Vision changes are pretty common with large changes in your blood glucose. As my doctor explained to me, it's caused by the change in the glucose levels of the fluid in your eyeballs; higher glucose changes the optical properties of the fluid. So if you suddenly change that (for instance by discovering you have diabetes and then managing your blood glucose level) it will change your vision.

In my case, I have perfect far vision, but need reading glasses for close up. I noticed about 3 or 4 years ago, that my vision suddenly got better! I didn't need as strong a reading glasses prescription - it moved from +2.5 diopters to about +1.75 diopters. But when I was diagnosed with diabetes 10 weeks ago, then brought my blood sugar levels down, I ended up having to get new glasses. Guess what the new prescription was... back to +2.5 diopters. The silver lining is that it gives evidence of when diabetes set in for me.

So I think the reason people report blurry vision is if that high glucose levels make you more nearsighted. This would cause your vision to be blurry, like suddenly becoming nearsighted. Then when glucose goes down, vision goes the other way to being less nearsighted.

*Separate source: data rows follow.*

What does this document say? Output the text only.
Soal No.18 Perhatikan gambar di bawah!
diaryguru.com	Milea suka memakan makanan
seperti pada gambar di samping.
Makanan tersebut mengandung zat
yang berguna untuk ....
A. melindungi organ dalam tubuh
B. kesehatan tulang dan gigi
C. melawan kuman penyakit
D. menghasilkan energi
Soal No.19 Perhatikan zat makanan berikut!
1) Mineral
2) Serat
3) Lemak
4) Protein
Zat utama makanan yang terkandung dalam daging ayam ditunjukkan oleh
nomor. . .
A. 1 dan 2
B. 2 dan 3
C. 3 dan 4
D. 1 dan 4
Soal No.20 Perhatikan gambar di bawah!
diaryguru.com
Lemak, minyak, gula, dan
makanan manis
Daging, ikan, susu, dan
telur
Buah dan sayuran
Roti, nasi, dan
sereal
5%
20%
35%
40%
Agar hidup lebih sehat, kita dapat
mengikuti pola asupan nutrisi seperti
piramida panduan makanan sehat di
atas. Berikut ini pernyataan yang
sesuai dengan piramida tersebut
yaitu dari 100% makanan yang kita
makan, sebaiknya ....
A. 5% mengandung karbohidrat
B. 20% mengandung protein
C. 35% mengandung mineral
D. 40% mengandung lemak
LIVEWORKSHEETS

That's my theory, at least!
 
P.S. i should probably point out that this is a completely different mechanism from what causes diabetic retinopathy. (You know, the thing that can cause you to go blind.) Retinopathy is caused by damage to the small blood vessels in the back of the eye caused by high sugar levels, causing them to essentially burst and obstruct vision.

Having vision changes or blurred vision doesn't mean you have retinopathy. My scan came up perfectly clean, no retinopathy at all.
 
I'm having the same blurred vision. Was short sighted and now can drive without the glasses but now need reading glasses have borrowed my husband's temporarily it's very odd. My bloods dropped from 28 to about 12 in a week since being on insulin so my body is very confused.